Researchers Discover Molecules that Accelerate Reprogramming of Cells
Researchers at the MRC Centre for Regenerative Medicine, University of Edinburgh, have discovered a mechanism that accelerates reprogramming of cells into any other cell type. The finding may help boost drug discovery and cellular therapies for several diseases, including multiple sclerosis (MS).
The study reporting the findings, “Constitutively Active SMAD2/3 Are Broad-Scope Potentiators of Transcription-Factor-Mediated Cellular Reprogramming,” was published in the journal Cell Stem Cell.
Cellular reprogramming is a process by which scientists can convert a mature cell, like a fibroblast (a connective tissue cell) into a neuron (nerve cell). This conversion can occur directly, or cells may undergo an intermediate phase where they acquire a stem-cell like phenotype. This means these cells – called induced pluripotent stem cells – have the potential to become any type of cell found in the body.
Now, researchers have discovered two molecules – SMAD2 and SMAD3 – that increase the efficiency of conversion of induced pluripotent stem cells into a mature cell, like a neuron or a macrophage (a cell of the immune system).
The two players also can boost the efficiency for converting a fully mature, differentiated cell into another differentiated cell, a neuron, for example. Most importantly, this conservation can be direct, without the need for the intermediate state of induced pluripotent stem cell.
This means that the process of conversion can be accelerated. Usually it takes scientists about 50 days to convert human skin cells into functional brain cells; but adding SMAD2 and SMAD3 to the process cut the time of conversion by half, requiring only 25 days.

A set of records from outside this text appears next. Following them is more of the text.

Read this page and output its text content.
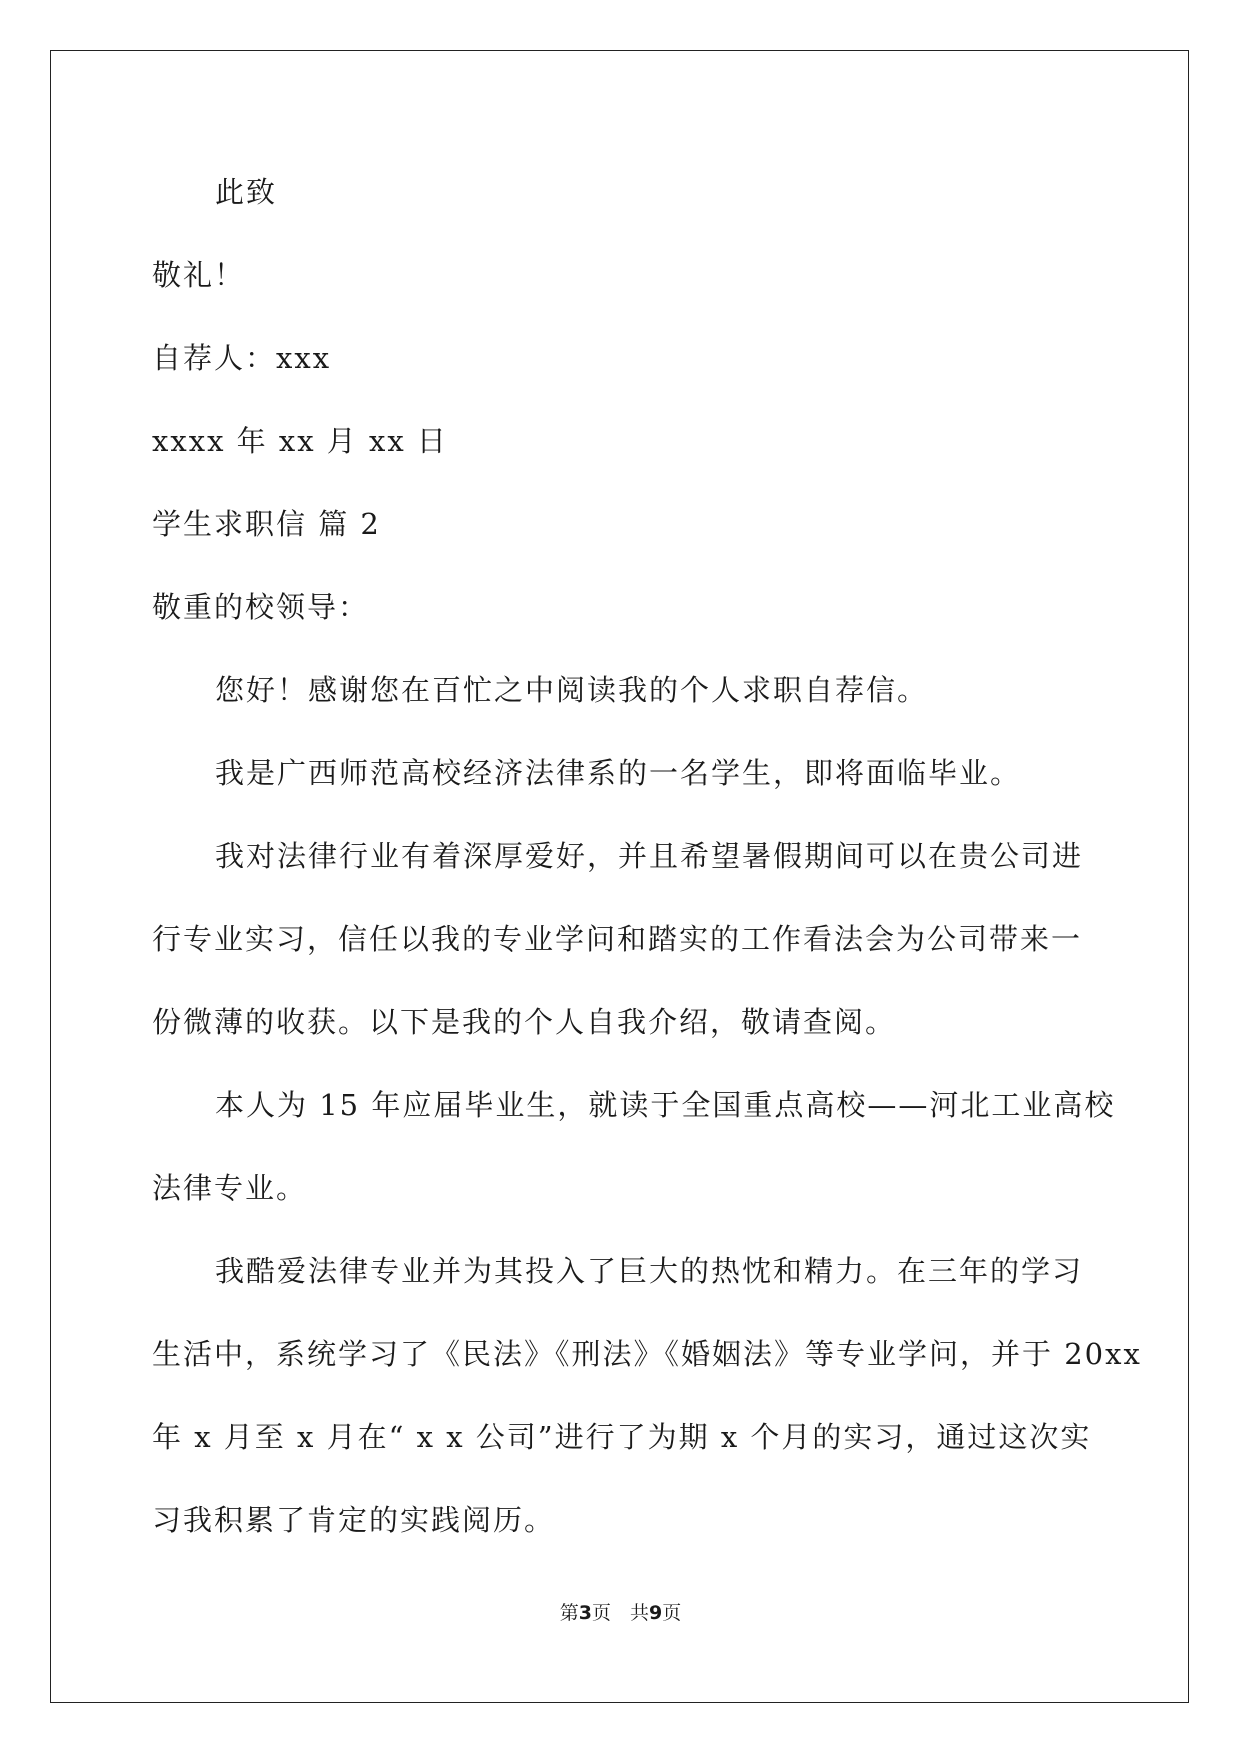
此致
敬礼！
自荐人：xxx
xxxx 年 xx 月 xx 日
学生求职信 篇 2
敬重的校领导：
您好！感谢您在百忙之中阅读我的个人求职自荐信。
我是广西师范高校经济法律系的一名学生，即将面临毕业。
我对法律行业有着深厚爱好，并且希望暑假期间可以在贵公司进
行专业实习，信任以我的专业学问和踏实的工作看法会为公司带来一
份微薄的收获。以下是我的个人自我介绍，敬请查阅。
本人为 15 年应届毕业生，就读于全国重点高校——河北工业高校
法律专业。
我酷爱法律专业并为其投入了巨大的热忱和精力。在三年的学习
生活中，系统学习了《民法》《刑法》《婚姻法》等专业学问，并于 20xx
年 x 月至 x 月在“ x x 公司”进行了为期 x 个月的实习，通过这次实
习我积累了肯定的实践阅历。
第3页　共9页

Cell conversion is a technique that allows scientists to study any cell of the body. This is extremely important because some cells are impossible to obtain from a patient, such as brain cells. Instead, researchers collect patient’s skin cells and induce their conversion into a neuron, for example, and may proceed to study them in the lab.
“We have shown it is possible to boost reprogramming of diverse cell types using a single molecule. We hope this will stimulate further research to find other molecules that could have a similar – or even better – effect,” Keisuke Kaji, PhD, the study’s lead author and medical research council senior fellow at University of Edinburg, said in a press release.
This discovery also carries great promise for other areas of research that use pluripotent stem cells, including drug discovery and regenerative medicine.